The best thing was watching his themes devour the influences and grow into his unique vision. He is smart, funny, and able to tap the creepiest fears that rise up from nightmares and shame. I love his approach, a sky is not a color but a radiating energy of lines. Fears become fantastical recognizable monsters. I was laughing out loud through much of the show. Then in the final room, the movie props, wonderful proof that he has been able to make teams of other artists see what he sees.

I am now getting out a sketchpad. I remember how much FUN it was to doodle! Don't worry, I won't give up my poetry and graphic design, but the best thing about seeing a show like this is how it inspires. Like a virus, I've caught the Burton bug.

Saturday, January 23, 2010

IMAGININGS poetry/prose contest

Here is the flyer for this contest,  write up to 500 (probably won't need more than 200) words to go with a slow motion video. 4 videos, 4 chances to win. Winners get $500.00 Poets welcome! Go to: http://vimeo.com/channels/69858. I entered. Deadline extended to January 31st. And since you ask, yes, I designed the flyer, careful to use web safe fonts...


Friday, January 22, 2010

Crafty moments

Getting good comments on my design work for both the Madeleine L'Engle and Jay Marshall biography projects. Yay.  Mostly reviewers don't comment much on design, so when they do, I am delighted:

"Although I expected a wealth of detail from the page count, I was unprepared for how bountifully the book is illustrated and how exquisitely it's laid out, not only with rare photos of Jay but with all sorts of posters, letters, and personal memorabilia."  --Steve Bryant

Since I spent months laying out this 69 chapter book and color correcting and repairing (mildew, rips) the 700 old photos and memorabilia, great to have the work noticed.

And in the evenings, been having fun making beaded gifts for family, friends, and my very own self.


Monday, January 18, 2010

My Avatar after party, not

Jim and I went to see the wonderful 3-D Avatar and I deeply wished I was blue, ten feet tall, and able to leap onto the back of pterodactyl-ish transportation. I recommend the film, who needs the plot to be more than it is? It was pure fun.

You would think after all that visual excitement I'd have dreams of the imaginary world, Pandora, and continue the adventure using my own high maintenance avatar unit--my sleeping brain.
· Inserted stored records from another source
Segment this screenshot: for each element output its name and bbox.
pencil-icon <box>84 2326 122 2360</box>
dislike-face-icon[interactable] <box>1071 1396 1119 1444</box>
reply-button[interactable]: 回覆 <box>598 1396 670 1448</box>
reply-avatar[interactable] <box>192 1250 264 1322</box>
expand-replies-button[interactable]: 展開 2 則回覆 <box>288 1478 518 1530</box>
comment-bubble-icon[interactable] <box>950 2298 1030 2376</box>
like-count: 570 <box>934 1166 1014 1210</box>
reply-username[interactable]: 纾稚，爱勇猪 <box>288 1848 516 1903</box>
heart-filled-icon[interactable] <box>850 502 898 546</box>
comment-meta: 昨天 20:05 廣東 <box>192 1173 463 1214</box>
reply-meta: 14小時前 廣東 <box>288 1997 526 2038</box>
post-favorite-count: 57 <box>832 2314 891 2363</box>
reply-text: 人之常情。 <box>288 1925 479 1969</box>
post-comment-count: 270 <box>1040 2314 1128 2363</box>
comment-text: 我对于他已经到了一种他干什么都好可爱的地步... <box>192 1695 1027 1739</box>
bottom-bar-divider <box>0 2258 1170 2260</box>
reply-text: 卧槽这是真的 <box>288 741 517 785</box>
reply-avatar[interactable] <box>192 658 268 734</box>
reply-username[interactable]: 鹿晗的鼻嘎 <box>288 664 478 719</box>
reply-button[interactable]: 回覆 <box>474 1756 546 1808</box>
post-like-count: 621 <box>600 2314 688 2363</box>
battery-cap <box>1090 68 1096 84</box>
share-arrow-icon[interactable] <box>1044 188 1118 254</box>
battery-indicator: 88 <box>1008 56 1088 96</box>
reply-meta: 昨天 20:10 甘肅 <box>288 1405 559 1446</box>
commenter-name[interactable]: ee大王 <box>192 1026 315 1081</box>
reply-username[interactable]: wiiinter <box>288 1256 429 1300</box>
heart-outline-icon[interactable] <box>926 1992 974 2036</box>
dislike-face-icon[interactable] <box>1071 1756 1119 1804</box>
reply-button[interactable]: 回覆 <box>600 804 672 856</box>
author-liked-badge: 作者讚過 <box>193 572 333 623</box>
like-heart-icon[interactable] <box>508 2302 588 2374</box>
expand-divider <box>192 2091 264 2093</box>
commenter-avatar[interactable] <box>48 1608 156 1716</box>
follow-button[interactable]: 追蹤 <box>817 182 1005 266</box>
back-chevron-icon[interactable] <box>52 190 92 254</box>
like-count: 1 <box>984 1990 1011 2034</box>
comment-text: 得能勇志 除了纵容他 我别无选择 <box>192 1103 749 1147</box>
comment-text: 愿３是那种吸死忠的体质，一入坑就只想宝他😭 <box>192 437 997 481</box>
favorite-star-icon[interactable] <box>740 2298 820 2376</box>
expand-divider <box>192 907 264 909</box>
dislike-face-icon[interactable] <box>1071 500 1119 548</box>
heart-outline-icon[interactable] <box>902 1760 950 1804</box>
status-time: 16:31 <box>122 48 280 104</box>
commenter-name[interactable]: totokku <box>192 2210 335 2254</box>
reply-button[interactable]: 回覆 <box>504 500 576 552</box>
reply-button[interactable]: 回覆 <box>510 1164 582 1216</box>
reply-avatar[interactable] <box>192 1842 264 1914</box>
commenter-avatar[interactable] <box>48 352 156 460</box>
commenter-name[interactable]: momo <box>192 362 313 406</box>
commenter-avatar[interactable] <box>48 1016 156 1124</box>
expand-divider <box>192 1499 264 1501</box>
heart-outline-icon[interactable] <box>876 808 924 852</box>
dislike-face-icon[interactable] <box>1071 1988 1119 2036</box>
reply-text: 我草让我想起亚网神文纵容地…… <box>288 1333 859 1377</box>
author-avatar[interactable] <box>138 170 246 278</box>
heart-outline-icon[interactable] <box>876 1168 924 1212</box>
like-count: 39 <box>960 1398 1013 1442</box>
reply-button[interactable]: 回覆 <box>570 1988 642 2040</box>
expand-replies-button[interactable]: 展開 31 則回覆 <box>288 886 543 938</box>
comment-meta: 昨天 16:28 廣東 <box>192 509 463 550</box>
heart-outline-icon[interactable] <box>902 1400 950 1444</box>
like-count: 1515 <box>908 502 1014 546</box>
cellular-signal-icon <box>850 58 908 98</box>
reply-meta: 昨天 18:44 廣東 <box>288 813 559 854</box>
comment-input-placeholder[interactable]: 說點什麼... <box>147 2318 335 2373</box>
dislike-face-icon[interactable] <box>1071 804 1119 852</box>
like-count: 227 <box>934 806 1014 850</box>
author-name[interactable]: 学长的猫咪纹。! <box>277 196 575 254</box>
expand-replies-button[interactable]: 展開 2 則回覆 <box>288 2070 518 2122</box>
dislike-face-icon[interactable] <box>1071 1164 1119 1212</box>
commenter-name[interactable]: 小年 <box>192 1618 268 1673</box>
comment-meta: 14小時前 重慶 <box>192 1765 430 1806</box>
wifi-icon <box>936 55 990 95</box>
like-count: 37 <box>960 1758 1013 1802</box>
And I did, but not exactly. Instead of finding myself in the body of a superhuman with a neural telecommunication device growing in my hair and romping through a rain forest (amped on helium and steroids),  I was a balding middle aged, middle management MAN going to work and feeling as sluggish and gray as the office park I entered. I had to sit through meetings, sort out the departmental internecine squabbles, and think about my mortgage and depleted investments. Yes, it was startling to go to the men's room and experience the different plumbing, in both senses, but I felt terribly cheated. This is the true avatar experience, I thought as I rubbed a patch of beard stubble under my right jaw I'd missed in the rushed morning shave, this is how it feels to walk in another man's shoes, literally. And I didn't like the shoes. Dang-it, I shouted at the dream, let me be George Clooney or Viggo Mortensen at least. Although, who knows what's truly fun in an actors life (boring waiting around sets, for instance)...let me be president Obama...oh, wait, talk about a tough job...Never mind.

The cool thing was, I didn't walk or talk like a woman when I was a man. So whoever you are, in whatever world, thanks for letting me borrow your body for eight hours, I have just proved to myself I'd rather be me, thanks.